Com o café da manhã terminado, os dois tiveram alguns momentos breves para si mesmos antes de precisarem trabalhar.
Segundo Lilia, havia três tipos de trabalho forçados para os escravos nestas partes. O primeiro era trabalhar nos navios que chegavam à Doca do Massacre. Os escravos seriam responsáveis por carregar partes da carga para seus superiores.
Isso geralmente ficava a cargo dos escravos de combate que pertenciam a um dono ou aqueles que ainda não haviam sido vendidos. Eles eram, afinal, escravos que tiveram seu físico aprimorado por sigilos ou sangue.
Como nem Alice nem Lilia pertenciam a este grupo de escravos, elas não iriam ajudar nas docas.

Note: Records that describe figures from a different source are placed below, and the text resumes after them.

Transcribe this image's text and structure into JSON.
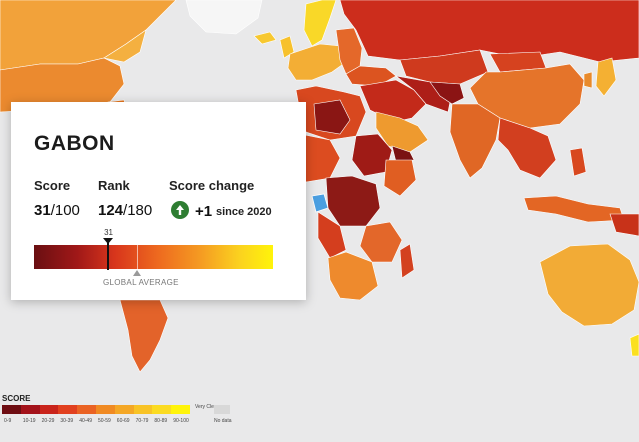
{
  "tooltip": {
    "country": "GABON",
    "score_label": "Score",
    "score": "31",
    "score_max": "/100",
    "rank_label": "Rank",
    "rank": "124",
    "rank_max": "/180",
    "change_label": "Score change",
    "change_value": "+1",
    "change_since": "since 2020",
    "change_icon": "arrow-up-icon",
    "scale_marker": "31",
    "score_fraction": 0.31,
    "global_average_label": "GLOBAL AVERAGE",
    "global_average_fraction": 0.43
  },
  "legend": {
    "title": "SCORE",
    "items": [
      {
        "range": "0-9",
        "color": "#6e0d12"
      },
      {
        "range": "10-19",
        "color": "#a3121a"
      },
      {
        "range": "20-29",
        "color": "#c9241b"
      },
      {
        "range": "30-39",
        "color": "#e1401f"
      },
      {
        "range": "40-49",
        "color": "#ea6324"
      },
      {
        "range": "50-59",
        "color": "#f08a23"
      },
      {
        "range": "60-69",
        "color": "#f4a726"
      },
      {
        "range": "70-79",
        "color": "#f8c326"
      },
      {
        "range": "80-89",
        "color": "#fbdb22"
      },
      {
        "range": "90-100",
        "color": "#fff40a"
      }
    ],
    "very_clean": "Very Clean",
    "no_data": "No data",
    "no_data_color": "#d8d8d8"
  },
  "colors": {
    "ocean": "#e9e9ea",
    "selected_country": "#4b9fe1",
    "positive_change": "#2e7d32"
  }
}
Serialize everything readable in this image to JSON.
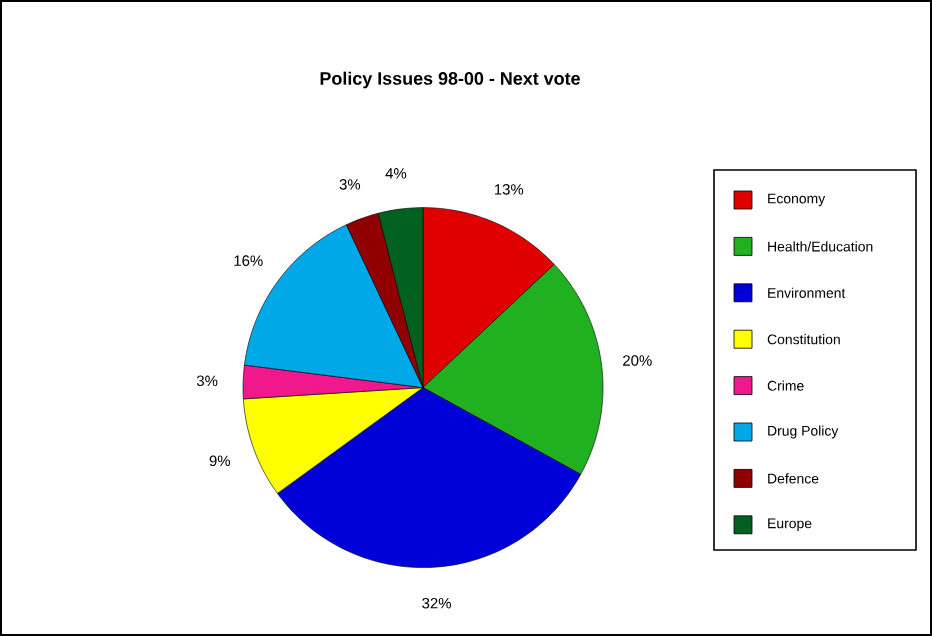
{
  "chart_data": {
    "type": "pie",
    "title": "Policy Issues 98-00 - Next vote",
    "categories": [
      "Economy",
      "Health/Education",
      "Environment",
      "Constitution",
      "Crime",
      "Drug Policy",
      "Defence",
      "Europe"
    ],
    "values": [
      13,
      20,
      32,
      9,
      3,
      16,
      3,
      4
    ],
    "value_labels": [
      "13%",
      "20%",
      "32%",
      "9%",
      "3%",
      "16%",
      "3%",
      "4%"
    ],
    "colors": [
      "#e00000",
      "#20b020",
      "#0000d8",
      "#ffff00",
      "#f0188c",
      "#00a8e8",
      "#900000",
      "#006020"
    ],
    "legend": "right"
  }
}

O segundo tipo de trabalho era realizado pelos escravos carregadores. Caçadores frequentemente os contratavam temporariamente para ajudá-los, seja carregando sua bagagem ou ajudando-os a caçar. Até que consigam dinheiro suficiente para comprar um escravo integralmente, eles geralmente os pegavam emprestados.
Naturalmente, se um escravo morre em campo, o Caçador teria que pagar uma penalidade. Mas em comparação com perder a própria vida na selva, deixar um escravo morrer no lugar do Caçador era uma opção muito mais fácil. Assim, a taxa de mortalidade dos escravos era alta.
"Ambas fomos patrocinadas, então também não vamos pegar esse tipo de trabalho. Afinal, se um escravo que um dos VIPs está de olho morrer, isso traria má reputação para os anfitriões deste lugar. Por isso é mais provável que peguemos o terceiro tipo de trabalho. Eu suponho que podemos chamá-lo de o tipo mais fácil", explicou Lilia enquanto coçava a bochecha.
"Só temos que ajudar onde pudermos. Pode ser no fundo das minas ou ajudando em uma farmácia. Dependendo do que estiver disponível naquele dia, pode ser mais fácil ou mais difícil", Lilia deu de ombros.
"Você sabe bastante", Alice não pôde deixar de apreciar o conhecimento de Lilia.
"Ahaha, bem, não é nada. Eu era uma escrava antes de chegar a este lugar, então já passei por um monte dessas coisas. Não tenho certeza de como as coisas funcionam nesta cidade, pois é um lugar novo, mas não deve ser muito diferente."
"Mesmo assim. Ainda é conhecimento", Alice reafirmou enquanto Lilia concordava.
"De fato, ainda é conhecimento", Lilia encheu o peito orgulhosamente.
Ao olhar para os olhos honestos de Alice e os leves sinais de curiosidade, Lilia não pode deixar de se lembrar da própria irmã. Apesar da aparência de Alice, ela era mais parecida com uma adolescente em sua mentalidade.
Lilia não sabia o que causava tal disparidade entre as ações e a aparência dela, mas provavelmente era algo relacionado ao confinamento. Um que não permitia que ela interagisse com os outros.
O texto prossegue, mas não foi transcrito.